Vision and Language
The widespread integration of cameras in hand-held and head-worn devices as well as the ability to share content online enables a large and diverse visual capture of the world. We envision these images and associated meta information to form a collective visual memory that can be queried while automatically taking the ever-changing context of mobile users into account. In this work we present Xplore-M-Ego: a novel media retrieval system that allows users to query a database of contextualised images using spatio-temporal natural language queries.
As language and visual understanding by machines progresses rapidly, we are observing an increasing interest in holistic architectures that tightly interlink both modalities in a joint learning and inference process. This trend has allowed the community to progress towards more challenging and open-ended tasks and refueled the hope at achieving the old AI dream of building machines that could pass a turing test in open domains. In this project we propose a method for automatically answering questions about images and a challenging dataset of textual question answering pairs. Finally, we establish a first benchmark for this task that can be seen as a modern attempt at a visual turing test.

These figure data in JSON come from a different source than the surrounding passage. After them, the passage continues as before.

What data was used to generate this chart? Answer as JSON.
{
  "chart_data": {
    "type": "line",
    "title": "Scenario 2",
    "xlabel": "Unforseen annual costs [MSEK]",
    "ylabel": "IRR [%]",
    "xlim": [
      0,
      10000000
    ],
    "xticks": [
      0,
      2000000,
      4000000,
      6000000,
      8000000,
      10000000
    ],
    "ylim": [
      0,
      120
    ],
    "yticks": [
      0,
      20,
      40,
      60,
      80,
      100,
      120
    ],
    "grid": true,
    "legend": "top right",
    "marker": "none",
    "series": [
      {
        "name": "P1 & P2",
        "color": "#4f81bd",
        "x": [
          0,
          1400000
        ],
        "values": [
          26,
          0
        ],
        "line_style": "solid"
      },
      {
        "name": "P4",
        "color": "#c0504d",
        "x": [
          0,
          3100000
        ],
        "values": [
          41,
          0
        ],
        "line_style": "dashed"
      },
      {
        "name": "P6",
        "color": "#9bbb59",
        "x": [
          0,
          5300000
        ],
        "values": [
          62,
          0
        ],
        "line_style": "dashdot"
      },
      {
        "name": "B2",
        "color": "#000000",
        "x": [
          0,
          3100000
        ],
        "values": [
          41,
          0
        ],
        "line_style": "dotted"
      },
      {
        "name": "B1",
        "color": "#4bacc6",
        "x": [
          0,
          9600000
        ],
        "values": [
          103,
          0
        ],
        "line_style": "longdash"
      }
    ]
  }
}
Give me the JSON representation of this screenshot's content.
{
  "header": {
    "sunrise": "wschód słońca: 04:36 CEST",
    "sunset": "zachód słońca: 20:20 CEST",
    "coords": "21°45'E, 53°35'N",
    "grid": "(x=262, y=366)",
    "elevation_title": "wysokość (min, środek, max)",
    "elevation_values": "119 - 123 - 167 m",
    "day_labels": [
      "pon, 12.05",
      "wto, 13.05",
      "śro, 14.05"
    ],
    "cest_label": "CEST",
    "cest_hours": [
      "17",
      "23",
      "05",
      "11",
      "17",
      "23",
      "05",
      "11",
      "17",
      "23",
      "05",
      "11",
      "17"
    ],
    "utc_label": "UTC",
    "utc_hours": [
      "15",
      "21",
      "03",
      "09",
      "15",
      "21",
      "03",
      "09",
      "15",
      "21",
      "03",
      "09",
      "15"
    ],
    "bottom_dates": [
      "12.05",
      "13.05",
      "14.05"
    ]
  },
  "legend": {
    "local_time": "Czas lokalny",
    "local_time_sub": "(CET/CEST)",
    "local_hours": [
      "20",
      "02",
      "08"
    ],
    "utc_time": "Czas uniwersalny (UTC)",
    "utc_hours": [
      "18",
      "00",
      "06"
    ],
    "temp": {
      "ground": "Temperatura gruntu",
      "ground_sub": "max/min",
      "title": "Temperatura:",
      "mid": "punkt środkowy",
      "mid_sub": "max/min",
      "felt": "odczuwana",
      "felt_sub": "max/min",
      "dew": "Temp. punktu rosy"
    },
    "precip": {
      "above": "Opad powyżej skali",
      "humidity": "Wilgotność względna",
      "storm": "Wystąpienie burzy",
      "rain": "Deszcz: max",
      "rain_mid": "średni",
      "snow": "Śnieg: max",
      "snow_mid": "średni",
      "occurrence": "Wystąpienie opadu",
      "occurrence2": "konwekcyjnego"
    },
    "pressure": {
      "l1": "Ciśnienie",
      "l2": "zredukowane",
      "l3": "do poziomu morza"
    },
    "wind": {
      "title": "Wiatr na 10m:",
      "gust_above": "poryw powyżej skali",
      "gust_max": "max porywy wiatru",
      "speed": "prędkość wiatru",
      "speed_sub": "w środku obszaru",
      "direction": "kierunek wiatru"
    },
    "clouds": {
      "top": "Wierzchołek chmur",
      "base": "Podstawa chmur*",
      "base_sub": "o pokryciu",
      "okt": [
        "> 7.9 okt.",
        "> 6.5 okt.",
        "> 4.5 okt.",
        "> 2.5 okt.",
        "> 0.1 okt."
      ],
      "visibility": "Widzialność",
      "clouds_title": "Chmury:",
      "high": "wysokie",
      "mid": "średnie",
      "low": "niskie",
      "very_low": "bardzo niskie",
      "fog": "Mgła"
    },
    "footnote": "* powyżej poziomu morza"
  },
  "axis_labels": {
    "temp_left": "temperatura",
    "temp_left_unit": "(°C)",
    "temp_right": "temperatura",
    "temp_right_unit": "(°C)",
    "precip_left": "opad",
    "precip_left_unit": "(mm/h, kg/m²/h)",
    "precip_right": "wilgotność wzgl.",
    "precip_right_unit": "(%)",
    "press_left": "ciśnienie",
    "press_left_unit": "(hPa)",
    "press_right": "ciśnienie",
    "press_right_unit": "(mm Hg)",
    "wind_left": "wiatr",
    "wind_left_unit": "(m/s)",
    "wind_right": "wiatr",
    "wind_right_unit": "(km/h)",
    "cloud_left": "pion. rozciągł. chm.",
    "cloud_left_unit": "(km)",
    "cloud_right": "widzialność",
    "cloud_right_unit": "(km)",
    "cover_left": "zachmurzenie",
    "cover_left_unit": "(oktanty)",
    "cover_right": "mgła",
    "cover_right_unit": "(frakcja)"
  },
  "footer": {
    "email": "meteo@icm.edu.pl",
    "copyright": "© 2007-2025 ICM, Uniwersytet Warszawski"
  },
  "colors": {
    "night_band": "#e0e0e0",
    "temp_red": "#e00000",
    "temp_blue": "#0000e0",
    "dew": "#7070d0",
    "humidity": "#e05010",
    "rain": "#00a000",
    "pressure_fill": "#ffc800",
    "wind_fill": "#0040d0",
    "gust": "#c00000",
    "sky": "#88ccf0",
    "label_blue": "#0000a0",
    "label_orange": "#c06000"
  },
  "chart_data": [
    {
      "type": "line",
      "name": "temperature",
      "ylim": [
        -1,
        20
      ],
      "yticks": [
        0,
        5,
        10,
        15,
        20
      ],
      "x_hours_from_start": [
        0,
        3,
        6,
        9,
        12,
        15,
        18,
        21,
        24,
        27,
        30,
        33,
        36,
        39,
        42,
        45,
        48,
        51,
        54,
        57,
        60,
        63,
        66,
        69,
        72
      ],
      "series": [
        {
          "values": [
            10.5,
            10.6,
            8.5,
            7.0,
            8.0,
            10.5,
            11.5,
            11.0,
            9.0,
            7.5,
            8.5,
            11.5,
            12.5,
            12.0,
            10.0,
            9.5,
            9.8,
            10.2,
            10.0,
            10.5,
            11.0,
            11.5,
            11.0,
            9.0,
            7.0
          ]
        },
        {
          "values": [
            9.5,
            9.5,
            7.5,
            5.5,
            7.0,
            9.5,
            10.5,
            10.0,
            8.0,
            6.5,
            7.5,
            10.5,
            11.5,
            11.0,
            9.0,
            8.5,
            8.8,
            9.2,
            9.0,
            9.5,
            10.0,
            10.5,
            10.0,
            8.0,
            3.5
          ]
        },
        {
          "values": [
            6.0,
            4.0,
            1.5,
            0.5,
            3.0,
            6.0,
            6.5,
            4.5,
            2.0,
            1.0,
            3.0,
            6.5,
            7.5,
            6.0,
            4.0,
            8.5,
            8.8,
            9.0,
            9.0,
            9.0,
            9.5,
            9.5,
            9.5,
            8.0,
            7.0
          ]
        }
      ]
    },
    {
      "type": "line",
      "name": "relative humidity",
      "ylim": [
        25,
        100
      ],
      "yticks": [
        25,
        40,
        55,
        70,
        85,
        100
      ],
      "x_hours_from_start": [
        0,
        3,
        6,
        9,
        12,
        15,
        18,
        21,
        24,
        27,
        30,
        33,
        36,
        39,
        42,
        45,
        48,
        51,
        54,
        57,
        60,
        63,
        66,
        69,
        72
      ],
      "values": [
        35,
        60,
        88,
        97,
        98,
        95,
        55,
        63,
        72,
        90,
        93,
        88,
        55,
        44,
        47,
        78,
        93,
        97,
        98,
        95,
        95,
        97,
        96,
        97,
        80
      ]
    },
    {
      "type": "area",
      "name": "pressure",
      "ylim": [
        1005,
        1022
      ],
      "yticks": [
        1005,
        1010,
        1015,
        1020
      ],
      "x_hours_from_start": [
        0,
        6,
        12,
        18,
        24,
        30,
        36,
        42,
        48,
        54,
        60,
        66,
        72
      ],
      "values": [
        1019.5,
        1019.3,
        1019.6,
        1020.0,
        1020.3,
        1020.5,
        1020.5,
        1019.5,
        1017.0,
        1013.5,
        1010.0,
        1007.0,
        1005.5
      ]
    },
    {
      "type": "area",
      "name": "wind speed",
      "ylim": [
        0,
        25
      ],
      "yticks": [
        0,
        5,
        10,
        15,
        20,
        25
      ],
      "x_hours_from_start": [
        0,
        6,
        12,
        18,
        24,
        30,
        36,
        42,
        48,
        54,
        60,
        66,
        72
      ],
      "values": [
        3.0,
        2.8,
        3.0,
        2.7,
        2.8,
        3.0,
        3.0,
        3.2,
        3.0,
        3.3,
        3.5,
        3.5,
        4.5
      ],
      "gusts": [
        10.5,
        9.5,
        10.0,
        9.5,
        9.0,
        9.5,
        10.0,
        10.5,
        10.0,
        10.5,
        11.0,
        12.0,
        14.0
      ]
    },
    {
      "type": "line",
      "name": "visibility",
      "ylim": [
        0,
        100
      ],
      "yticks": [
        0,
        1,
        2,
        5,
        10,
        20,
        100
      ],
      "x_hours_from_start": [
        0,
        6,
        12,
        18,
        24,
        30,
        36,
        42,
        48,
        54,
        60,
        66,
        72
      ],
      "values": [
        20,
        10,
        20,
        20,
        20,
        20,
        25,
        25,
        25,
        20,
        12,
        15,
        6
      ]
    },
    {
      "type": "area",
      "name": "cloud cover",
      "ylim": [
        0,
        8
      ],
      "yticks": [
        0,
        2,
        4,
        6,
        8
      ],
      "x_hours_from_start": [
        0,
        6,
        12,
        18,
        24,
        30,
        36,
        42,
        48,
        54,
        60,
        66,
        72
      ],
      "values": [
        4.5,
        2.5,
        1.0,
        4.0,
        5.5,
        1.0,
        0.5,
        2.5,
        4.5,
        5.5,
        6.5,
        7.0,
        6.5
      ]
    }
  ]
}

In this project, we propose a pooling interpretation of spatial relations and show how it improves image retrieval and annotations tasks involving spatial language. Due to the complexity of the spatial language, we argue for a learning-based approach that acquires a representation of spatial relations by learning parameters of the pooling operator. We show improvements on previous work on two datasets and two different tasks as well as provide additional insights on a new dataset with an explicit focus on spatial relations.
Existing approaches for automatic video description focus on generating single sentences at a single level of detail. We address both of these limitations: for a variable level of detail we produce coherent multi-sentence descriptions of complex videos featuring cooking activities. To understand the difference between detailed and short descriptions, we collect and analyze a video description corpus with three levels of detail.
To foster the research on automatic video description we propose a new Movie Description Dataset, featuring movie snippets aligned to scripts and DVS (Descriptive video service). DVS is a linguistic description that allows visually impaired people to follow a movie. We benchmark state-of-the-art computer vision algorithms to recognize scenes, human activities, and participating objects and achieve encouraging results in video description on this new challenging dataset.